Man muss kaufen, wenn die Kanonen donnern, lautet eine bewährte Börsenweisheit. Private Equity verfolgt zwar ein viel stetigeres Investitionsmodell als Public-Equity-Investoren, aber das Grundprinzip hat auch dort in der Vergangenheit fast immer funktioniert: Investments in Zeiten niedriger Multiples und gedrückter Gewinne versprechen beim Exit einige Jahre später potentiell enorme Renditen.
Jetzt gerade sind die Multiples durch die Bank auf extrem hohem Niveau – außer bei Automotive. Dort liegen die FINANCE-Multiples aktuell bei 7,9x bis 10,5x Ebit, nur die Textilbranche schneidet noch schlechter ab.
Zuerst die Distressed-Deals, dann kommt Private Equity
Trotzdem zeigen die PE-Investoren ihrer einstigen Lieblingsbranche die kalte Schulter. Beim FINANCE Private Equity Panel, einer regelmäßigen Umfrage unter Mittelstands-PE-Investoren, gibt es 15 Branchen, deren Attraktivität als Investmentziel die PE-Manager bewerten sollen. Automotive liegt dort seit langem abgeschlagen auf dem letzten Platz. Auf einer Skala von 1 bis 10 erreicht der Attraktivitätswert der Branche gerade einmal 2,96. Zum Vergleich: Der Spitzenreiter Software/IT kommt auf 8,80 Punkte.
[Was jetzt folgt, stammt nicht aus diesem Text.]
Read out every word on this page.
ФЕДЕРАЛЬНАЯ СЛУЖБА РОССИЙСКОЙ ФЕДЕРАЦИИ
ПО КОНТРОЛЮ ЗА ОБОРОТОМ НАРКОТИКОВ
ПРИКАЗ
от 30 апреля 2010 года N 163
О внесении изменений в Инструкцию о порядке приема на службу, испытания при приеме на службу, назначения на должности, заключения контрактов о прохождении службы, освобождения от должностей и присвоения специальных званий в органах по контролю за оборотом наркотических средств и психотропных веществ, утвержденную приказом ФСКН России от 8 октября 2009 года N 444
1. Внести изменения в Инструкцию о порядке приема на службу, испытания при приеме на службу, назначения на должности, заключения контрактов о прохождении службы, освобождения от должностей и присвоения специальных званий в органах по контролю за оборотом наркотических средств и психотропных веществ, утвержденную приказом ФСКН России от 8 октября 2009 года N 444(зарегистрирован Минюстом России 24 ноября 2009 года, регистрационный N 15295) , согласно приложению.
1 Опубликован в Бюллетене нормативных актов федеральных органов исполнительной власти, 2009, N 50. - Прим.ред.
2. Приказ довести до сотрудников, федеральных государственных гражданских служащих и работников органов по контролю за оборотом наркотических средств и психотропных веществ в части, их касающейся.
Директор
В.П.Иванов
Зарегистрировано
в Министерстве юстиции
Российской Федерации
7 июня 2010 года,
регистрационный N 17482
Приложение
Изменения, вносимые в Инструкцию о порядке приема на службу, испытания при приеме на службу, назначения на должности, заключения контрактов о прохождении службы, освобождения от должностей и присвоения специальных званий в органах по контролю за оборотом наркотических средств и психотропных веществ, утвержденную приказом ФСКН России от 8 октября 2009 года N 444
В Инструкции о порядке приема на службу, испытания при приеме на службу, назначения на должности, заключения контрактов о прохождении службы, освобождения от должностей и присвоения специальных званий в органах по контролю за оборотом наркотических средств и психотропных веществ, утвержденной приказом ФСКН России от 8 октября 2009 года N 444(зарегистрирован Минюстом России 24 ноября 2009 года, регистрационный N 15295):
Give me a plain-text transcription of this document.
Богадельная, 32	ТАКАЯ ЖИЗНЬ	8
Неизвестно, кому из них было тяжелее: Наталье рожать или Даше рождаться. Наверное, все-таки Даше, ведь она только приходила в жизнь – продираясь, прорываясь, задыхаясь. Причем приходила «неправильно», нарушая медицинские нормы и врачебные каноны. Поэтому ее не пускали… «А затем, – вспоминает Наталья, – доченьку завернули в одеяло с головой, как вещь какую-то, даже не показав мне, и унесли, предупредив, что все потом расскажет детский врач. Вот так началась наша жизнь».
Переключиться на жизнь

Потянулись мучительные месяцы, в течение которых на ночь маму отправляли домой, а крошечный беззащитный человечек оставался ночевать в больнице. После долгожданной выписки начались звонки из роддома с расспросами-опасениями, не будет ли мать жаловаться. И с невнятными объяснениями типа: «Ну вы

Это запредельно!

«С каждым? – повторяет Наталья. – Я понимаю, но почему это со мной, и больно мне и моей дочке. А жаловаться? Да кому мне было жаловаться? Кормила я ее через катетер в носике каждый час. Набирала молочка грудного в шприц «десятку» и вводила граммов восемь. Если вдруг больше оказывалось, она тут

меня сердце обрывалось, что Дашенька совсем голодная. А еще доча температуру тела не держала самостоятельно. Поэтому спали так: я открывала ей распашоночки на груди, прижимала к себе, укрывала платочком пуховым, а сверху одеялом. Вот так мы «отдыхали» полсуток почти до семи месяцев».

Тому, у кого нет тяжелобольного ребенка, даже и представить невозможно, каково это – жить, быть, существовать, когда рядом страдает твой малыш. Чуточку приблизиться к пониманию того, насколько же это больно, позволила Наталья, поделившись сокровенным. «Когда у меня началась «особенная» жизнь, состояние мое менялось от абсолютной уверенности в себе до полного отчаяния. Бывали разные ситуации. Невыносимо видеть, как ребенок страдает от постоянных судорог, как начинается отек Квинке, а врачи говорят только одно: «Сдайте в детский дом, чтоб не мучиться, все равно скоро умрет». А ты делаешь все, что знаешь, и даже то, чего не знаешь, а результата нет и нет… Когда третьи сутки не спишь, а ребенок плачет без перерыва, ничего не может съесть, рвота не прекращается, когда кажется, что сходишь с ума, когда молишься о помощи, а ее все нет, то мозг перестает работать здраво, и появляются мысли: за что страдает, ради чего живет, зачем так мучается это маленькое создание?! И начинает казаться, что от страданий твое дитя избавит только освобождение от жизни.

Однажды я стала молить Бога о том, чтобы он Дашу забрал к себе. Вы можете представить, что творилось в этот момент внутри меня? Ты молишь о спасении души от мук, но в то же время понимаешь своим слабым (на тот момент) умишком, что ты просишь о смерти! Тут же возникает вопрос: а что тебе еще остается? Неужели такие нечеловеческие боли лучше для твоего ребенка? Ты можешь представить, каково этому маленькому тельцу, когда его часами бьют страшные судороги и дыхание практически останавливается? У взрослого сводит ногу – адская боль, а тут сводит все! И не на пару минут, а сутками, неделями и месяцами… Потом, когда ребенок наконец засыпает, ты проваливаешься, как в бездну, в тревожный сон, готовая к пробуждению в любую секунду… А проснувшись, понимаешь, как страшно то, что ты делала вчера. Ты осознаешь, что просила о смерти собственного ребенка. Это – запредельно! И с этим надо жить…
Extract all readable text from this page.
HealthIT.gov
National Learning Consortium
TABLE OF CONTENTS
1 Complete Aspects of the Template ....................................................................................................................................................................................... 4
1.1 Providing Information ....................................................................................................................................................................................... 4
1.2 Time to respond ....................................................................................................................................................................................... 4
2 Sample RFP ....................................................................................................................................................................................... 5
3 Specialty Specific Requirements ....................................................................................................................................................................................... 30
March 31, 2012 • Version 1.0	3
Doch der Trend zeigt zaghaft nach oben, zuletzt verzeichnete der Automotive-Wert seit Mitte 2020 drei Anstiege hintereinander. Und das zu Recht, meint der M&A-Berater Christian Saxenhammer, Inhaber und Chef der gleichnamigen M&A-Boutique: „Aktuell schlägt eher noch die Stunde der Turnaround-Investoren. Wegen der Chipkrise und der aufziehenden Magnesiumkrise rollt seit vier Wochen eine Insolvenzwelle durch die Autobranche, nachdem sich die Abrufe der OEMs zum Teil halbiert haben.“
Doch ebenso, wie die Branche bei Produktion und Absatz eine Wende im nächsten Jahr erwartet, rechnet der M&A-Berater auch mit einer Trendumkehr am M&A-Markt: „Wir werden nächstes Jahr viele interessante Deals sehen – dann auch für klassische Finanzinvestoren.“ Saxenhammer sieht sogar ganz konkrete Subbranchen im Automobilsektor, die sich PE-Investoren unbedingt zeitnah ansehen sollten, bevor die Konkurrenz zuschlägt: „Einige PE-Fonds tun das jetzt schon sehr aktiv, zum Beispiel Häuser wie Hannover Finanz.“ Saxenhammer glaubt, dass diese „First Mover“ in den nächsten zwölf Monaten extrem attraktive Deals abschließen werden.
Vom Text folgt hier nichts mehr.